6-Stop quoting Rush Limbaugh or anyone like him (left or right). He is a member of the media, not the head of a political party or an expert on anything--except popping pills. If you need a quote from a fat-assed pill popper then call him or, actually, listen to his show since he doesn't give interviews and all the lazy-assed reporters who quote him are really just lifting quotes from his show (As an aside to anyone reading this. If you listen to Limbaugh just kill yourself. This has nothing to do with liberal/conservative stuff. You are an idiot and the world will be slightly less stupid without you). And you "reporters" go do some real reporting and stop regurgitating the wisdom of Limbaugh or Chris Matthews or the guy who used to be on Sports Center.

7-Sell a paper, any paper, to Shaq.

8-Make that opinion writer from the Washington Times learn how to tuck in his shirt before he goes on TV. Or make him do some sit ups or something.

9-Speaking of the Washington Times let Rev. Moon write some editorials if he is still alive. We need some straight up common sense these days. And giant weddings. We need more giant weddings.

10-
Never allow celebrities to cover things. Ever. No. Don't. Stop. This is especially true if the celebrity is Sean Penn.

11-Do not let people who are self-styled experts cover what they consider themselves self-styled experts on--unless they are a self-styled expert on midget pornography.
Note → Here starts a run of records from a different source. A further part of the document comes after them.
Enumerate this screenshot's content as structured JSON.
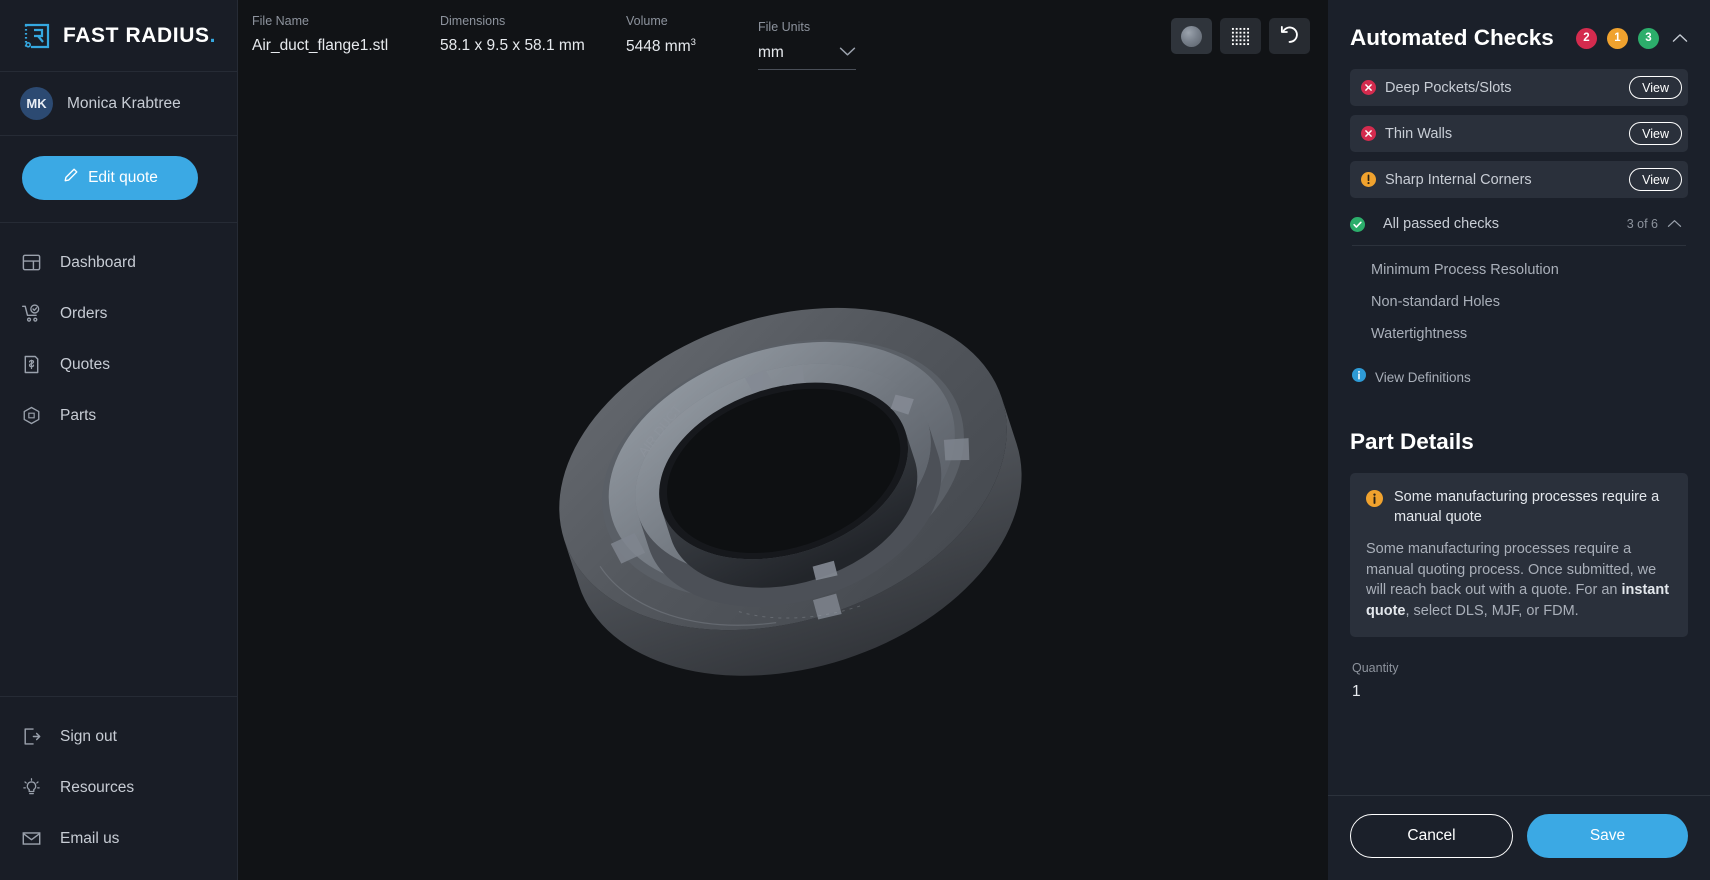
{
  "brand": {
    "name": "FAST RADIUS",
    "dot": ".",
    "logo_icon": "fast-radius-logo-icon",
    "accent": "#3BA9E4"
  },
  "user": {
    "initials": "MK",
    "name": "Monica Krabtree"
  },
  "actions": {
    "edit_quote": "Edit quote",
    "edit_icon": "pencil-icon"
  },
  "nav": {
    "primary": [
      {
        "label": "Dashboard",
        "icon": "dashboard-icon"
      },
      {
        "label": "Orders",
        "icon": "cart-check-icon"
      },
      {
        "label": "Quotes",
        "icon": "invoice-dollar-icon"
      },
      {
        "label": "Parts",
        "icon": "cube-icon"
      }
    ],
    "secondary": [
      {
        "label": "Sign out",
        "icon": "sign-out-icon"
      },
      {
        "label": "Resources",
        "icon": "lightbulb-icon"
      },
      {
        "label": "Email us",
        "icon": "envelope-icon"
      }
    ]
  },
  "file_info": {
    "file_name_label": "File Name",
    "file_name_value": "Air_duct_flange1.stl",
    "dimensions_label": "Dimensions",
    "dimensions_value": "58.1 x 9.5 x 58.1 mm",
    "volume_label": "Volume",
    "volume_value": "5448 mm",
    "volume_superscript": "3",
    "units_label": "File Units",
    "units_value": "mm",
    "units_caret": "chevron-down-icon"
  },
  "viewer_tools": [
    {
      "name": "shaded-view-button",
      "icon": "sphere-icon",
      "active": true
    },
    {
      "name": "grid-view-button",
      "icon": "dot-grid-icon",
      "active": false
    },
    {
      "name": "reset-view-button",
      "icon": "rotate-ccw-icon",
      "active": false
    }
  ],
  "model": {
    "name": "air-duct-flange-3d-model"
  },
  "checks": {
    "title": "Automated Checks",
    "badges": [
      {
        "count": "2",
        "severity": "error",
        "color": "#D42B4E"
      },
      {
        "count": "1",
        "severity": "warning",
        "color": "#F0A22E"
      },
      {
        "count": "3",
        "severity": "passed",
        "color": "#2CAE6B"
      }
    ],
    "collapse_icon": "chevron-up-icon",
    "items": [
      {
        "label": "Deep Pockets/Slots",
        "status": "error",
        "action": "View"
      },
      {
        "label": "Thin Walls",
        "status": "error",
        "action": "View"
      },
      {
        "label": "Sharp Internal Corners",
        "status": "warning",
        "action": "View"
      }
    ],
    "passed": {
      "label": "All passed checks",
      "count": "3 of 6",
      "icon": "check-circle-icon",
      "collapse_icon": "chevron-up-icon",
      "items": [
        "Minimum Process Resolution",
        "Non-standard Holes",
        "Watertightness"
      ]
    },
    "definitions": {
      "label": "View Definitions",
      "icon": "info-circle-icon"
    }
  },
  "part_details": {
    "title": "Part Details",
    "notice": {
      "icon": "info-circle-warning-icon",
      "title": "Some manufacturing processes require a manual quote",
      "body_before": "Some manufacturing processes require a manual quoting process. Once submitted, we will reach back out with a quote. For an ",
      "body_emphasis": "instant quote",
      "body_after": ", select DLS, MJF, or FDM."
    },
    "quantity_label": "Quantity",
    "quantity_value": "1"
  },
  "footer": {
    "cancel": "Cancel",
    "save": "Save"
  }
}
That is ok.

12-People care about the design of your paper about as much as they care about someone else's story about a dream they had in middle school. Do not pay a consultant a shitload of money to redesign your newspaper (unless you get a kick-back or a blow job or something out of it.)

13-Hearken back to the old days of journalism when William Randolph Hearst started the Spanish-American War. I suggest a preemptive attack on Canada. The war can be about fish or lumber or the sorry state of the Toronto Raptors organization.

14-More coverage of  John & Kate Plus 8. That is real news and coverage just isn’t readily available anywhere except in YOUR paper.

15-And for GOD’S sake cover the shit out of American Idol.

16-Oh and start making the bulk of online content for subscribers only.